Правильный способ реализации SSL на локальном хосте

Кто-нибудь может предложить современный способ создания самозаверяющих сертификатов для локального хоста, который будет принят Chrome и Mozilla?

Я попробовал поколение openssl, однако Mozilla жалуется, что эмитент не заслуживает доверия.

Centos 7, nginx

Предупреждение. Перед тем как погрузиться в минное поле, на котором работает собственный центр сертификации, вам может потребоваться изучить последствия для безопасности!

Но если вам нужно, продолжайте читать для быстрого и грязного CA, который даст вам https://localhost/без предупреждения ...

Создайте следующий текстовый файл:

# OpenSSL configuration for Root CA

[ req ]

prompt             = no
string_mask        = default

# The size of the keys in bits:
default_bits       = 2048
distinguished_name = req_distinguished_name
x509_extensions    = x509_ext

[ req_distinguished_name ]

# Note that the following are in 'reverse order' to what you'd expect to see.

countryName = gb
organizationName = Test
commonName = Test Root CA

[ x509_ext ]

basicConstraints=critical,CA:true,pathlen:0
keyUsage=critical,keyCertSign,cRLSign

Сохранить как и root.cnfсгенерировать запрос с помощью:

$ openssl req -x509 -new -keyout root.key -out root.cer -config root.cnf

Это создаст ваш сертификат Root CA ( root.cer) и ваш закрытый ключ Root CA ( root.key), который вы должны сохранить в секрете. Он запросит пароль для закрытого ключа - убедитесь, что вы выбрали надежный.
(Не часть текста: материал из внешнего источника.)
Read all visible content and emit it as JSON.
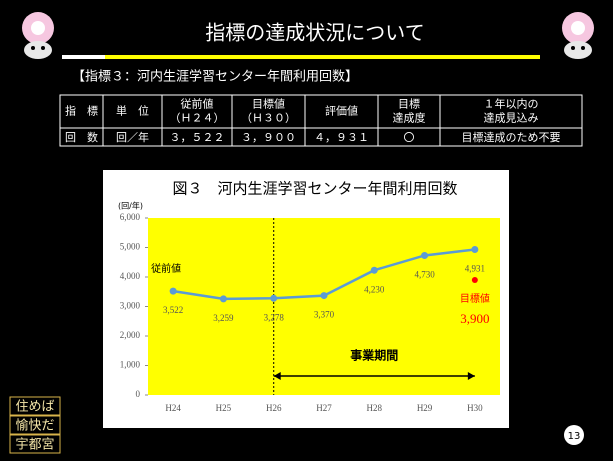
{
  "slide": {
    "title": "指標の達成状況について",
    "subtitle": "【指標３：河内生涯学習センター年間利用回数】",
    "page_number": "13",
    "slogan": [
      "住めば",
      "愉快だ",
      "宇都宮"
    ]
  },
  "table": {
    "header": [
      [
        "指　標"
      ],
      [
        "単　位"
      ],
      [
        "従前値",
        "（Ｈ２４）"
      ],
      [
        "目標値",
        "（Ｈ３０）"
      ],
      [
        "評価値"
      ],
      [
        "目標",
        "達成度"
      ],
      [
        "１年以内の",
        "達成見込み"
      ]
    ],
    "rows": [
      [
        "回　数",
        "回／年",
        "３，５２２",
        "３，９００",
        "４，９３１",
        "〇",
        "目標達成のため不要"
      ]
    ]
  },
  "chart_data": {
    "type": "line",
    "title": "図３　河内生涯学習センター年間利用回数",
    "y_unit": "(回/年)",
    "categories": [
      "H24",
      "H25",
      "H26",
      "H27",
      "H28",
      "H29",
      "H30"
    ],
    "values": [
      3522,
      3259,
      3278,
      3370,
      4230,
      4730,
      4931
    ],
    "value_labels": [
      "3,522",
      "3,259",
      "3,278",
      "3,370",
      "4,230",
      "4,730",
      "4,931"
    ],
    "color": "#5b9bd5",
    "background": "#ffff00",
    "ylim": [
      0,
      6000
    ],
    "yticks": [
      0,
      {
        "value": 1000,
        "label": "1,000"
      },
      {
        "value": 2000,
        "label": "2,000"
      },
      {
        "value": 3000,
        "label": "3,000"
      },
      {
        "value": 4000,
        "label": "4,000"
      },
      {
        "value": 5000,
        "label": "5,000"
      },
      {
        "value": 6000,
        "label": "6,000"
      }
    ],
    "baseline_label": "従前値",
    "period_label": "事業期間",
    "target": {
      "label": "目標値",
      "value": 3900,
      "value_label": "3,900",
      "color": "#ff0000"
    }
  }
}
Теперь создайте файл конфигурации для сертификата сервера:

# OpenSSL configuration for end-entity cert

[ req ]

prompt             = no
string_mask        = default

# The size of the keys in bits:
default_bits       = 2048
distinguished_name = req_distinguished_name

x509_extensions    = x509_ext

[ req_distinguished_name ]

# Note that the following are in 'reverse order' to what you'd expect to see.

countryName = gb
organizationName = Test
commonName = localhost

[ x509_ext ]

keyUsage=critical,digitalSignature,keyAgreement

subjectAltName = @alt_names

# Multiple Alternate Names are possible
[alt_names]
DNS.1 = localhost
# DNS.2 = altName.example.com

Сохраните его как server.cnfи сгенерируйте запрос с помощью:

openssl req -nodes -new -keyout server.key -out server.csr -config server.cnf

Выше будет сгенерирован еще один закрытый ключ ( server.key), который вы должны защитить. В этом случае ключ не защищен паролем, но вы можете добавить пароль, удалив этот -nodesпараметр.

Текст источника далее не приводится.